Efficiency and power density are persistent challenges in high-current applications, particularly as systems become more compact. High-current isolated sensing has traditionally relied on bulky discrete implementations or relatively large integrated packages, creating trade-offs between size, thermal performance, and accuracy.
Matt Hein, Business Line Director of Current Sensors at Allegro MicroSystems, said that while earlier integrated approaches helped address this constraint, further innovation was required as power density continued to rise.
“As system power density continues to increase across applications such as xEV power conversion, robotics, and data centre infrastructure, Allegro developed the ACS37200, a galvanically isolated current sensor, in its new LX package to further reduce size and losses,” said Hein.
The ACS37200 integrates a 50µΩ current path with reinforced isolation rated at 500VRMS, while reducing the package footprint to approximately 100mm². This is around one-third of the size of earlier high-power solutions.
“The ACS37200 is even smaller than widely used SOIC-16 wide-body isolated current sensors, while offering comparable isolation performance and approximately 94% lower conductor resistance. This directly supports higher efficiency, reduced thermal dissipation, and more compact system designs.”
Reducing heat to reclaim usable power
As engineers design increasingly compact systems for hybrid and battery electric vehicles, industrial automation, AI data centres, and solar inverters, heat dissipation from current sensing has become a limiting factor. Traditional shunt resistors introduce resistive losses that scale directly with current, turning valuable electrical power into unwanted heat.
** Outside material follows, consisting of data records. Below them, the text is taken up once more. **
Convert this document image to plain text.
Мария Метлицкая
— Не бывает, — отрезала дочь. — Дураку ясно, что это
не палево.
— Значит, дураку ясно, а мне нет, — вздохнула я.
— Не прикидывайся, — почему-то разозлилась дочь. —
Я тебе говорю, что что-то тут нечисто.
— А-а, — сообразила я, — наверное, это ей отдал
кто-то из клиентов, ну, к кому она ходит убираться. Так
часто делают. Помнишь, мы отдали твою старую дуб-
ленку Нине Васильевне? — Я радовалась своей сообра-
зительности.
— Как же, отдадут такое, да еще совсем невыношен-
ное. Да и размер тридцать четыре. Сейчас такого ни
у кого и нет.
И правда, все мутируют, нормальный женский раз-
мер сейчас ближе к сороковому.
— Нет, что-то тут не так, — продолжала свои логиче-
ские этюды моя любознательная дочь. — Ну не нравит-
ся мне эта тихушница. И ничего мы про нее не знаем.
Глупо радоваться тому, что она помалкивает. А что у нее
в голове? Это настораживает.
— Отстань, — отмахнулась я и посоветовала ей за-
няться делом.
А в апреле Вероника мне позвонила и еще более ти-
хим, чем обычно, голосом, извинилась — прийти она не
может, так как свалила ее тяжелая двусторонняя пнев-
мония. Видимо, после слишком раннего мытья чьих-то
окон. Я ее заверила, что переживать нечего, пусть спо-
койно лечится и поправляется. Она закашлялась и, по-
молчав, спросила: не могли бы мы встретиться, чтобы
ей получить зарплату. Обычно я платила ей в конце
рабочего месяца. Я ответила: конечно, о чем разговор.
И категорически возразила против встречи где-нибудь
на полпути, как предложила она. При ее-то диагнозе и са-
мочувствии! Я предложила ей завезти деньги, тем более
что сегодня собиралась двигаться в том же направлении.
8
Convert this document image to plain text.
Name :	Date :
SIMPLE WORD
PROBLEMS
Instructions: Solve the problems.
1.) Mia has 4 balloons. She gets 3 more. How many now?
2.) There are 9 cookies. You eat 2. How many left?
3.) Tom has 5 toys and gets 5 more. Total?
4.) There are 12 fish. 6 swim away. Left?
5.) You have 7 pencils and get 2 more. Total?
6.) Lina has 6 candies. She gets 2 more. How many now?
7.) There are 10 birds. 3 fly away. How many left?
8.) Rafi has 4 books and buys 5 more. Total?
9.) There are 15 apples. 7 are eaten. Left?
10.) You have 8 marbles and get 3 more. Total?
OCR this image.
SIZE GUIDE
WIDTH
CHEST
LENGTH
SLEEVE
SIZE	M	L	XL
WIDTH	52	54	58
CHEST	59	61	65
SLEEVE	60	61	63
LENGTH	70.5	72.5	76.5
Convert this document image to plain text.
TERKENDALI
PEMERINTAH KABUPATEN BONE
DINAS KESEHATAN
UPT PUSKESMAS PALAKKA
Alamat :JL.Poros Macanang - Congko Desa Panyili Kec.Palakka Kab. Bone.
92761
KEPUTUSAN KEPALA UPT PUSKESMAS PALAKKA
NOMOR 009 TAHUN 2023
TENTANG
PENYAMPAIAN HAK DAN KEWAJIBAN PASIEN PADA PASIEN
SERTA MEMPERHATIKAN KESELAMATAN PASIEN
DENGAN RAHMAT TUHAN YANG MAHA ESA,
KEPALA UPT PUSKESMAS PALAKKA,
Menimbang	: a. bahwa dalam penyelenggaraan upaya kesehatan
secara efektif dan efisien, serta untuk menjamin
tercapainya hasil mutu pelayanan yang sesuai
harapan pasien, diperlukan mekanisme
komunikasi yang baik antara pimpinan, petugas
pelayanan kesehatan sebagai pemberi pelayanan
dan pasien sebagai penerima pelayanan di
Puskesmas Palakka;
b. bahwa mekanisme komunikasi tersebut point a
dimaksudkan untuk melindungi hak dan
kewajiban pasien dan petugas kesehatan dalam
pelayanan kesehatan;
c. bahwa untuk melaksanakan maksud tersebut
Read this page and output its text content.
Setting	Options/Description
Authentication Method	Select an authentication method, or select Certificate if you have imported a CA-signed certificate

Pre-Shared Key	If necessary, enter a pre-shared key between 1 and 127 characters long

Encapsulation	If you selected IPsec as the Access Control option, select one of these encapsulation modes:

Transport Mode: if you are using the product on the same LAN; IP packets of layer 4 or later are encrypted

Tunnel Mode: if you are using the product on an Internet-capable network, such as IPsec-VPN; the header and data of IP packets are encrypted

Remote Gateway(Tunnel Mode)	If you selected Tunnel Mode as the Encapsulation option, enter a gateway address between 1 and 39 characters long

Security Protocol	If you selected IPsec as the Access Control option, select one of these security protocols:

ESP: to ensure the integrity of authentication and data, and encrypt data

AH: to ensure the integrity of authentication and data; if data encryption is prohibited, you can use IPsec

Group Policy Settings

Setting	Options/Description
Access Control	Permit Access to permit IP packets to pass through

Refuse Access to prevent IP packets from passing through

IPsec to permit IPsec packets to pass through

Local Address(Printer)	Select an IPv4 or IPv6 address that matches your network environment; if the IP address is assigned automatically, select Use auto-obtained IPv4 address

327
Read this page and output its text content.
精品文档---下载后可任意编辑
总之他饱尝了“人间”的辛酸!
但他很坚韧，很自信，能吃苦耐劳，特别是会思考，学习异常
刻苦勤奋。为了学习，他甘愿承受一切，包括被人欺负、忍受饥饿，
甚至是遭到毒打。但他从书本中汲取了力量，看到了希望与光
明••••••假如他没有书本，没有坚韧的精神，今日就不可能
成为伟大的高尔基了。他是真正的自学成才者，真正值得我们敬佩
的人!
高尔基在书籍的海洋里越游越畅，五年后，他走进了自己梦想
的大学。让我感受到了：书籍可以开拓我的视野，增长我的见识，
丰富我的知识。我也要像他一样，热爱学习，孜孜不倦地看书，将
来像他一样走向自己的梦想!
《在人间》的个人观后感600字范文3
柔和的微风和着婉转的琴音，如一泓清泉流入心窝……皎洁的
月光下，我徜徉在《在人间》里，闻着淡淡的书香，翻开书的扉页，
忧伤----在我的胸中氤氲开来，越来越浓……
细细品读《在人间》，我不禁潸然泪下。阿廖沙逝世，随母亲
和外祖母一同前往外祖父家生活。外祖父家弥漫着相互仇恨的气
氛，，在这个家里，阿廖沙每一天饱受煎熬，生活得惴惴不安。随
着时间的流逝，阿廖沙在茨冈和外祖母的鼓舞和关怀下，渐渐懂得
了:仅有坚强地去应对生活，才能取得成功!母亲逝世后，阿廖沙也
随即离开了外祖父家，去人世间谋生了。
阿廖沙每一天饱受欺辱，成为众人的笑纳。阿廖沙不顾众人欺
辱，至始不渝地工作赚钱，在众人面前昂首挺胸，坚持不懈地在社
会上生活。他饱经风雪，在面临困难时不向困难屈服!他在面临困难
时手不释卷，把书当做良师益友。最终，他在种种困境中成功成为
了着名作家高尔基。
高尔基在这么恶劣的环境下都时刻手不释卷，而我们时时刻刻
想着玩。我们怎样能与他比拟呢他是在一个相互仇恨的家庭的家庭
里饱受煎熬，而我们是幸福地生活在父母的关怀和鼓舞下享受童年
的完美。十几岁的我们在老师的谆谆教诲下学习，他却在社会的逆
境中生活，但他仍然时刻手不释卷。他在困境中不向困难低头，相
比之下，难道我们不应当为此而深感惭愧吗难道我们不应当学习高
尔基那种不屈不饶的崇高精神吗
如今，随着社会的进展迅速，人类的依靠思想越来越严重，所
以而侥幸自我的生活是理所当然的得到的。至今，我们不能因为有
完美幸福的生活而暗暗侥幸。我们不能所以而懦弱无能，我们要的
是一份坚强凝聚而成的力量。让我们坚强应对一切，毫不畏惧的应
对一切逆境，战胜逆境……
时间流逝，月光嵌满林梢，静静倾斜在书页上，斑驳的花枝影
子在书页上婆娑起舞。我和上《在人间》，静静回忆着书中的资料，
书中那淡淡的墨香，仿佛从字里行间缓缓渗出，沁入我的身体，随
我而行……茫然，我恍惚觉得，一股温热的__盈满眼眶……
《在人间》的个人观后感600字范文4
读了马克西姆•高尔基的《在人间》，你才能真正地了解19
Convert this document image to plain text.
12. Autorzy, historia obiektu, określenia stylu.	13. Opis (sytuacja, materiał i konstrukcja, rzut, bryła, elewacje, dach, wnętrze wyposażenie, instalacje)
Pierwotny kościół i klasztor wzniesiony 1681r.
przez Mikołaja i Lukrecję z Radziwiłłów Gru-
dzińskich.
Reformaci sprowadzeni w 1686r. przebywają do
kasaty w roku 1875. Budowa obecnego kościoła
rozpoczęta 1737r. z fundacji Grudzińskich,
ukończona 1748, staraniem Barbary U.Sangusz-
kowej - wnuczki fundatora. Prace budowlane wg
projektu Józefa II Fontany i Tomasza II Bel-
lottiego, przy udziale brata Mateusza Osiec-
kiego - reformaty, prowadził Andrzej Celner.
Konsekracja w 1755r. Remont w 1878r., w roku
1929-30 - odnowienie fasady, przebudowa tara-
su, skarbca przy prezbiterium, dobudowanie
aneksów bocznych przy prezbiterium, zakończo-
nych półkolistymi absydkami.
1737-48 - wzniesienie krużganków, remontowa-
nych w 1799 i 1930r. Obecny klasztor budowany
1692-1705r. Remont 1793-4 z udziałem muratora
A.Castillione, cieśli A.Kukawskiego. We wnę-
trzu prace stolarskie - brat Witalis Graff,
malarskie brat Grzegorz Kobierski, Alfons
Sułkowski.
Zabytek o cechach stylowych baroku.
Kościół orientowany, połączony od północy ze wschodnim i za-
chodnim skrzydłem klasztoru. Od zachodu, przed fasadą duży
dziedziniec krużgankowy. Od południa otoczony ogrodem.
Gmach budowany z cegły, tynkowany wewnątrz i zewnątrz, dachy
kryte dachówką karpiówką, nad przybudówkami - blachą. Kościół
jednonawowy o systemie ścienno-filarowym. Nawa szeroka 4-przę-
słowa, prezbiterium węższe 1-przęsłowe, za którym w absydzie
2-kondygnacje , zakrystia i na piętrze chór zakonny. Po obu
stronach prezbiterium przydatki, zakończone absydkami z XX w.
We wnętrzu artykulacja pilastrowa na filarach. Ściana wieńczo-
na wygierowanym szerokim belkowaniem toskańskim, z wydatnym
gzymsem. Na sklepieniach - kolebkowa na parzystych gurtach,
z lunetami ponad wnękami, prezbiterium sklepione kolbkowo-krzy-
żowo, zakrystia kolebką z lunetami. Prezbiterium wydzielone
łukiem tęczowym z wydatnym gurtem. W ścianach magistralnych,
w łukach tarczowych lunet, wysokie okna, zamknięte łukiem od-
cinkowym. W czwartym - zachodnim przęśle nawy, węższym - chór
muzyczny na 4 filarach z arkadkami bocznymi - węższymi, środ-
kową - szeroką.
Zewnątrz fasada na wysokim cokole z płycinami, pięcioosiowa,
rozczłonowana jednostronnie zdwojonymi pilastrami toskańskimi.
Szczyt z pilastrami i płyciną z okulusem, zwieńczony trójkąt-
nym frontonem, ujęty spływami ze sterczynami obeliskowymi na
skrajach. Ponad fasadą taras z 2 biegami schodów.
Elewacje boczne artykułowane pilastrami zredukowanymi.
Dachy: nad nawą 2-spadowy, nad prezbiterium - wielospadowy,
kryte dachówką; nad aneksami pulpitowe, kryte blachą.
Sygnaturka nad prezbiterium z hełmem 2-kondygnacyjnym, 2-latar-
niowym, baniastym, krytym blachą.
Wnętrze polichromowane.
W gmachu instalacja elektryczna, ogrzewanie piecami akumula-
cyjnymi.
In a typical 100A design using a 0.5mΩ shunt resistor, up to 5W can be dissipated as heat, often requiring additional heatsinking. By contrast, the ACS37200’s 50µΩ conductor resistance reduces this loss to around 0.5W, which is a 90% reduction. This means that more of the system’s power budget can be used for propulsion, computation, or energy conversion, while also easing thermal design constraints.
Accuracy and thermal stability are closely linked in these environments, particularly where control algorithms depend on precise current feedback.
“Accuracy in current sensing directly impacts system efficiency and control performance, as any measurement error propagates into power conversion and motor control algorithms. As a result, stability over temperature and operating lifetime is as important as nominal accuracy,” explained Hein. “The ACS37200 is designed for stable and repeatable current measurement across the full automotive temperature range. Final accuracy specifications will be published with the production datasheet following completion of standard qualification and reliability testing.”
Enabling higher power density
Allegro’s earlier integrated sensors already delivered substantial size reductions compared with discrete shunt-based solutions. The ACS37200 extends this approach through its compact PSOF package, which occupies around 100mm².
The device is nearly 70% smaller than the ACS772 CB package and delivers a total footprint around 20 times smaller than a traditional shunt-based implementation. This equates to a 95% reduction in board space. Reduced heat generation allows designers to remove heatsinks, while the integrated isolation architecture eliminates the need for external isolation components, supporting higher power density at the system level.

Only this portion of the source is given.